The price has not been revealed, but it is understood to be a cash-only transaction. Signet is said to be generating annual sales of more than $120 million, about half of that in Europe, with a very strong position in the U.K. Based in the U.S., which is its main market, the company also has a lab in Colombia and a distributor in India.

With an operating margin of 12 percent, Signet Armorlite will dilute the overall level of profitability of Essilor, which reached last year 18.2 percent or 18.7 percent excluding its previous acquisition of Satisloh. However, executives of Essilor said the acquisition of Signet and its licensed Kodak brand of lenses will reinforce its position in medium-priced lenses, which are estimated to represent between 30 and 40 percent of the total ophthalmic lens market.

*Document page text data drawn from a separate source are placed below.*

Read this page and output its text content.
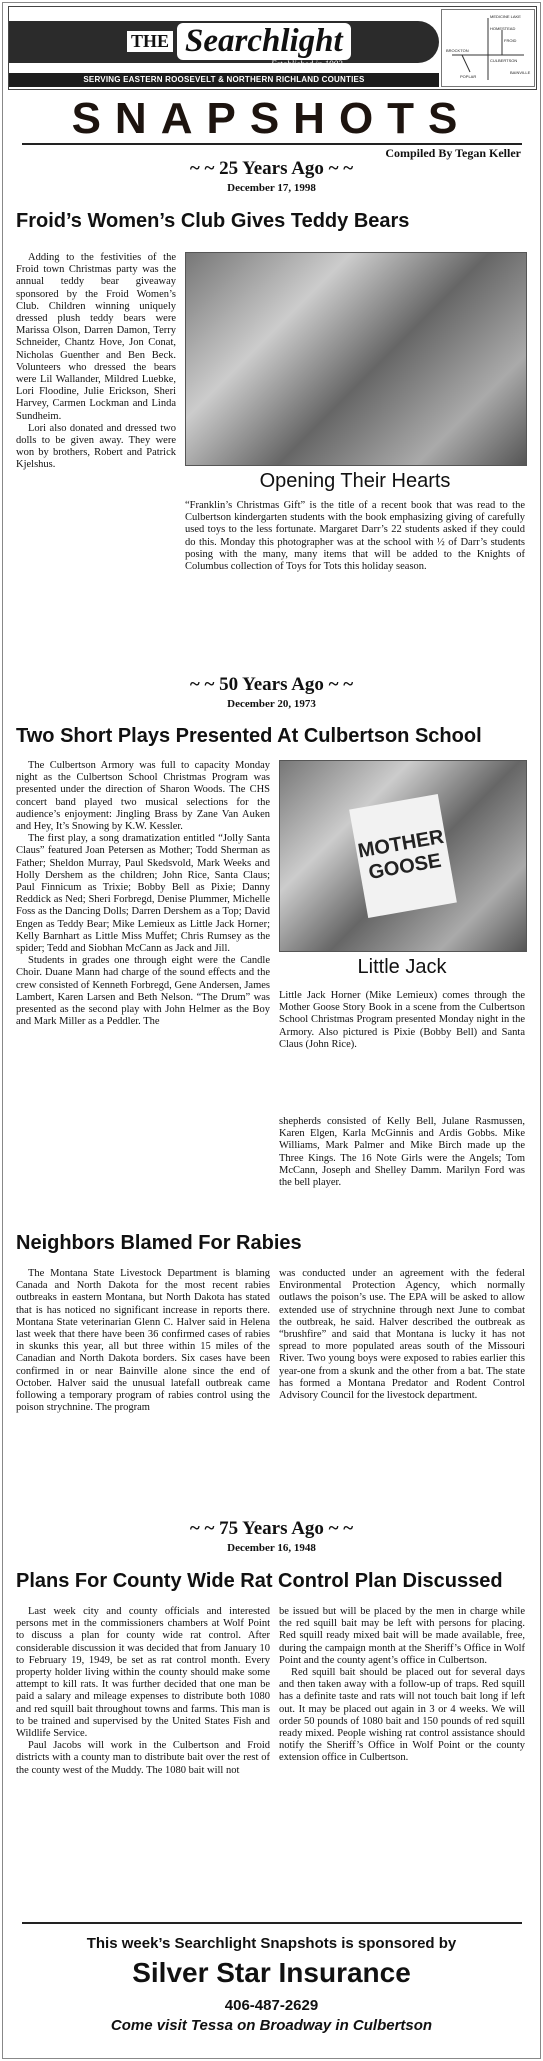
THE Searchlight
Established in 1902
SERVING EASTERN ROOSEVELT & NORTHERN RICHLAND COUNTIES
MEDICINE LAKE
HOMESTEAD
BROCKTON
FROID
CULBERTSON
BAINVILLE
POPLAR
SNAPSHOTS
Compiled By Tegan Keller
~ ~ 25 Years Ago ~ ~
December 17, 1998
Froid’s Women’s Club Gives Teddy Bears

Adding to the festivities of the Froid town Christmas party was the annual teddy bear giveaway sponsored by the Froid Women’s Club. Children winning uniquely dressed plush teddy bears were Marissa Olson, Darren Damon, Terry Schneider, Chantz Hove, Jon Conat, Nicholas Guenther and Ben Beck. Volunteers who dressed the bears were Lil Wallander, Mildred Luebke, Lori Floodine, Julie Erickson, Sheri Harvey, Carmen Lockman and Linda Sundheim.

Lori also donated and dressed two dolls to be given away. They were won by brothers, Robert and Patrick Kjelshus.

Opening Their Hearts
“Franklin’s Christmas Gift” is the title of a recent book that was read to the Culbertson kindergarten students with the book emphasizing giving of carefully used toys to the less fortunate. Margaret Darr’s 22 students asked if they could do this. Monday this photographer was at the school with ½ of Darr’s students posing with the many, many items that will be added to the Knights of Columbus collection of Toys for Tots this holiday season.
~ ~ 50 Years Ago ~ ~
December 20, 1973
Two Short Plays Presented At Culbertson School

The Culbertson Armory was full to capacity Monday night as the Culbertson School Christmas Program was presented under the direction of Sharon Woods. The CHS concert band played two musical selections for the audience’s enjoyment: Jingling Brass by Zane Van Auken and Hey, It’s Snowing by K.W. Kessler.

The first play, a song dramatization entitled “Jolly Santa Claus” featured Joan Petersen as Mother; Todd Sherman as Father; Sheldon Murray, Paul Skedsvold, Mark Weeks and Holly Dershem as the children; John Rice, Santa Claus; Paul Finnicum as Trixie; Bobby Bell as Pixie; Danny Reddick as Ned; Sheri Forbregd, Denise Plummer, Michelle Foss as the Dancing Dolls; Darren Dershem as a Top; David Engen as Teddy Bear; Mike Lemieux as Little Jack Horner; Kelly Barnhart as Little Miss Muffet; Chris Rumsey as the spider; Tedd and Siobhan McCann as Jack and Jill.

Students in grades one through eight were the Candle Choir. Duane Mann had charge of the sound effects and the crew consisted of Kenneth Forbregd, Gene Andersen, James Lambert, Karen Larsen and Beth Nelson. “The Drum” was presented as the second play with John Helmer as the Boy and Mark Miller as a Peddler. The

MOTHER GOOSE
Little Jack
Little Jack Horner (Mike Lemieux) comes through the Mother Goose Story Book in a scene from the Culbertson School Christmas Program presented Monday night in the Armory. Also pictured is Pixie (Bobby Bell) and Santa Claus (John Rice).
shepherds consisted of Kelly Bell, Julane Rasmussen, Karen Elgen, Karla McGinnis and Ardis Gobbs. Mike Williams, Mark Palmer and Mike Birch made up the Three Kings. The 16 Note Girls were the Angels; Tom McCann, Joseph and Shelley Damm. Marilyn Ford was the bell player.
Neighbors Blamed For Rabies
The Montana State Livestock Department is blaming Canada and North Dakota for the most recent rabies outbreaks in eastern Montana, but North Dakota has stated that is has noticed no significant increase in reports there. Montana State veterinarian Glenn C. Halver said in Helena last week that there have been 36 confirmed cases of rabies in skunks this year, all but three within 15 miles of the Canadian and North Dakota borders. Six cases have been confirmed in or near Bainville alone since the end of October. Halver said the unusual latefall outbreak came following a temporary program of rabies control using the poison strychnine. The program
was conducted under an agreement with the federal Environmental Protection Agency, which normally outlaws the poison’s use. The EPA will be asked to allow extended use of strychnine through next June to combat the outbreak, he said. Halver described the outbreak as “brushfire” and said that Montana is lucky it has not spread to more populated areas south of the Missouri River. Two young boys were exposed to rabies earlier this year-one from a skunk and the other from a bat. The state has formed a Montana Predator and Rodent Control Advisory Council for the livestock department.
~ ~ 75 Years Ago ~ ~
December 16, 1948
Plans For County Wide Rat Control Plan Discussed

Last week city and county officials and interested persons met in the commissioners chambers at Wolf Point to discuss a plan for county wide rat control. After considerable discussion it was decided that from January 10 to February 19, 1949, be set as rat control month. Every property holder living within the county should make some attempt to kill rats. It was further decided that one man be paid a salary and mileage expenses to distribute both 1080 and red squill bait throughout towns and farms. This man is to be trained and supervised by the United States Fish and Wildlife Service.

Paul Jacobs will work in the Culbertson and Froid districts with a county man to distribute bait over the rest of the county west of the Muddy. The 1080 bait will not

be issued but will be placed by the men in charge while the red squill bait may be left with persons for placing. Red squill ready mixed bait will be made available, free, during the campaign month at the Sheriff’s Office in Wolf Point and the county agent’s office in Culbertson.

Red squill bait should be placed out for several days and then taken away with a follow-up of traps. Red squill has a definite taste and rats will not touch bait long if left out. It may be placed out again in 3 or 4 weeks. We will order 50 pounds of 1080 bait and 150 pounds of red squill ready mixed. People wishing rat control assistance should notify the Sheriff’s Office in Wolf Point or the county extension office in Culbertson.

This week’s Searchlight Snapshots is sponsored by
Silver Star Insurance
406-487-2629
Come visit Tessa on Broadway in Culbertson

Other acquisitions are planned in this increasingly important segment.

At the same time, its acquisition of FGX, will boost its presence in the low-priced segment, which represents about 40 percent of the 500,000 estimated annual purchases of new lenses worldwide. Shareholders of FGX approved the takeover a few days ago.

Excluding the impact of the acquisition of Signet, FGX and Satisloh, the revenues Essilor's core operations are projected to grow by between 5 and 7 percent this year, according to the management, in tune with a slight recovery of the market. This compares with currency-neutral growth of just 0.1 percent in 2009 excluding acquisitions, which contributed 4.9 percentage points to the group's reported growth of 6.3 percent for the year. Satisloh alone made a contribution of 2.3 percentage points to the growth in the group's sales, which reached a total of €3,268.0 million.

Lens revenues were stable, while instruments grew by 2.3 percent. Revenues from laboratory equipment nearly tripled, though, rising by 186.9 percent to €103.6 million, though this was a 7.0 percent drop in constant currencies. Satisloh's sales were off by 9 percent for the year, but they have been stabilizing since the beginning of 2010.

The annual gross margin dropped by 0.8 percentage points to 56.1 percent due to the dilutive impact from Satisloh and other acquisitions. The margin would have been unchanged excluding these factors. The operating profit rose by 7.9 percent to €555.2 million, while net profit attributable rose by 3.4 percent to €401.9 million.

European turnover declined by 1.8 percent to €1,331.7 million, or by 2.7 percent on a currency-neutral basis. Russia and Finland performed the best, with strong numbers in France, Germany and Italy as well. Sales declined in Eastern Europe. The British and Spanish markets showed signs of recovery.

The company's best performance came in the Asia-Pacific region, where sales grew by 14.2 percent to €344.7 million. This was a 12.3 percent increase on a currency-neutral basis. Japan was the only place without growth. India was up by 30 percent, and China and South Korea rose by double-digits. And the company's Varilux and Crizal lines boosted sales in Australia. South Africa also had sustained growth.

Increases were also seen in Latin America, up by 5.3 percent to €134.0 million (+7.0 percent in constant currencies), with a sharp increase in anti-reflective lens sales in Brazil and Mexico; and North America, up by 8.1 percent to €1,354.0 million (a drop of 0.4 percent in constant currencies).

Overall revenues for the fourth quarter ticked up by 0.4 percent to €799.4 million in reported terms, a 1.5 percent increase in constant currencies. The contribution from acquisitions was a factor of 2.3 percent. During the three months, business in Europe stabilized, demand increased in North America and Latin America, and growth remained strong in Asia.

For the fourth quarter, turnover jumped by 33.0 percent in Latin America to €38.1 million (+15.1 percent); rose by 12.3 percent in Asia-Pacific to €85.0 million (+11.2 percent); and climbed moderately by 1.0 percent in Europe to €342.3 million (negative 0.7 percent). North America saw a drop of 5.3 percent to €302.4 million (+1.1 percent). Laboratory equipment fell by 7.1 percent to €31.6 million.

The net profit for the year increased by 3.1 percent to €394.0 million. It was positively impacted by a major drop in new industrial investments, down to 3.5 percent of sales, but the company took negative provisions of €26 for tax risks and €9.2 million for the potential impact of an anti-trust investigation in Germany, which concerns other producers as well.